The reality is that people are hungry because they live under governments that undermine entrepreneurial initiative at every turn, that confiscate property, that wage war internally and externally, that are composed of inveterate thugs. March all you want against hunger, ship as many crates of cereal as you like, it won't be enough.
It doesn't help that our foreign aid often serves to prop up the very regimes that are the problem. Or that U.S. agribusiness has such a chokehold on our politics that we restrict food imports from Third World farmers, while at the same time depressing their home markets by dumping our surplus food on them. Not to mention the other business opportunities we deny the poor by highly taxing imports of their clothing and other goods. The data are clear that international trade tends to help the impoverished, yet politicians and their supporters on both sides in this country are indifferent to that fact. They care about votes, and making sure that our producers are protected from competition.

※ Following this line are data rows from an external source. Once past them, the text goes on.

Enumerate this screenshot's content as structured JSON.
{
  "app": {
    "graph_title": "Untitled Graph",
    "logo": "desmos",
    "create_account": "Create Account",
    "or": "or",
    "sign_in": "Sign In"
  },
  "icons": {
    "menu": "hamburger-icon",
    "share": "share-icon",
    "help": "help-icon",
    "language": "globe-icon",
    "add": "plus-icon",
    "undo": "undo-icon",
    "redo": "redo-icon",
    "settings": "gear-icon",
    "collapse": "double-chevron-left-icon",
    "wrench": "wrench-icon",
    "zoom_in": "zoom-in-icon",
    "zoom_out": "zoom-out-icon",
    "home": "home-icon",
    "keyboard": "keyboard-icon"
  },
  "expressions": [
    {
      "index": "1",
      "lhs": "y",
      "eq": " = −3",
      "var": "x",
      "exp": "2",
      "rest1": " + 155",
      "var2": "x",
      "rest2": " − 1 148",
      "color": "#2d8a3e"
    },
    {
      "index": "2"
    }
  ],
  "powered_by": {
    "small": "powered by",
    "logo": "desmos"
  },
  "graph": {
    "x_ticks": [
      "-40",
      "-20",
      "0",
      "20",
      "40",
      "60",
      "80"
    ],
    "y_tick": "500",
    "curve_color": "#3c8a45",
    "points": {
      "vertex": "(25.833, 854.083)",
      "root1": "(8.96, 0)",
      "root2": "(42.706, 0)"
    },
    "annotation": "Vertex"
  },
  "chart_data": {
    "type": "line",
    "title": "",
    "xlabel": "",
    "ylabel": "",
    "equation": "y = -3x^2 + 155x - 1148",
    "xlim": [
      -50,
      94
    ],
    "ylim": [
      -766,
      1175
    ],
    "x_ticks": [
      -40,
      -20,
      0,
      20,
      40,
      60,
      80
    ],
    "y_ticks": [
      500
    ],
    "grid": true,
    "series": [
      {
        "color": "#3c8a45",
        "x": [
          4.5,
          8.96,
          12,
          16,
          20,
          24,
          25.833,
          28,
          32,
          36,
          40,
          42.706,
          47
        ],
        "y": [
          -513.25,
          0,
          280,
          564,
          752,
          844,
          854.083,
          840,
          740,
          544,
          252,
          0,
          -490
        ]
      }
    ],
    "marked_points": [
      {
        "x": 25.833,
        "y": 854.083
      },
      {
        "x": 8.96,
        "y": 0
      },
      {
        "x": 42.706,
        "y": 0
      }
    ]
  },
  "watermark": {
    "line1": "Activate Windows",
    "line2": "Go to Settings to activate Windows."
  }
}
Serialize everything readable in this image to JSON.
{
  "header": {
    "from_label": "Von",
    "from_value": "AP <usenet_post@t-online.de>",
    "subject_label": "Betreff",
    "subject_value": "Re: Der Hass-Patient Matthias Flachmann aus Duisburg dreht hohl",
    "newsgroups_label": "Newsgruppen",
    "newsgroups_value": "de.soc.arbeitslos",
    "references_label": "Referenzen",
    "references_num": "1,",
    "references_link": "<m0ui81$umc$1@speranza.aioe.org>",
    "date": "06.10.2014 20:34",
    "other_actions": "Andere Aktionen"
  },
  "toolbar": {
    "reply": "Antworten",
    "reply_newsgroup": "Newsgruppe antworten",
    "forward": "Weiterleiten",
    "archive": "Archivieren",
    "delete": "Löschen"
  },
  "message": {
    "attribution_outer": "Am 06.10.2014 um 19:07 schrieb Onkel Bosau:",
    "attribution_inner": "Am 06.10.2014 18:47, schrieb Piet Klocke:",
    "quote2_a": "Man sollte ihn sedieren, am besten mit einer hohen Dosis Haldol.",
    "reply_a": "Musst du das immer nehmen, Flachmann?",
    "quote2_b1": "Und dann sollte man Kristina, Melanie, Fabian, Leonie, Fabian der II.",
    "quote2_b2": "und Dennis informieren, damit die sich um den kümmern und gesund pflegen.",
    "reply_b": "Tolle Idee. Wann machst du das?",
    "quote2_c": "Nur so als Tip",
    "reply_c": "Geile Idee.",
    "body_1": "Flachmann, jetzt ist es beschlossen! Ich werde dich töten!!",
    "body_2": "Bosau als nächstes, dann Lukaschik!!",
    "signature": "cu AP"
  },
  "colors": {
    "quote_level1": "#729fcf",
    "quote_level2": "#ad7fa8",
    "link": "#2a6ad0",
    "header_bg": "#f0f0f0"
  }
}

Which has worked wonders for the U.S. auto companies, hasn't it?
So as I think about how the deluge of campaign mail is about to begin in earnest from both parties, I can only think: a pox on both your houses. Politicians from each party pay lip service to helping the international poor, and compete to see who will allocate more pennies to the losing cause of funding them out of poverty, but the reality is that all we who have cheered import restrictions, or short-sighted realpolitik aid to the thugocracies which from time to time we convince ourselves are in our best interest to support, have contributed to this problem we call Global Hunger.
And the truth is that we are too selfish to fix it. So let's just march instead.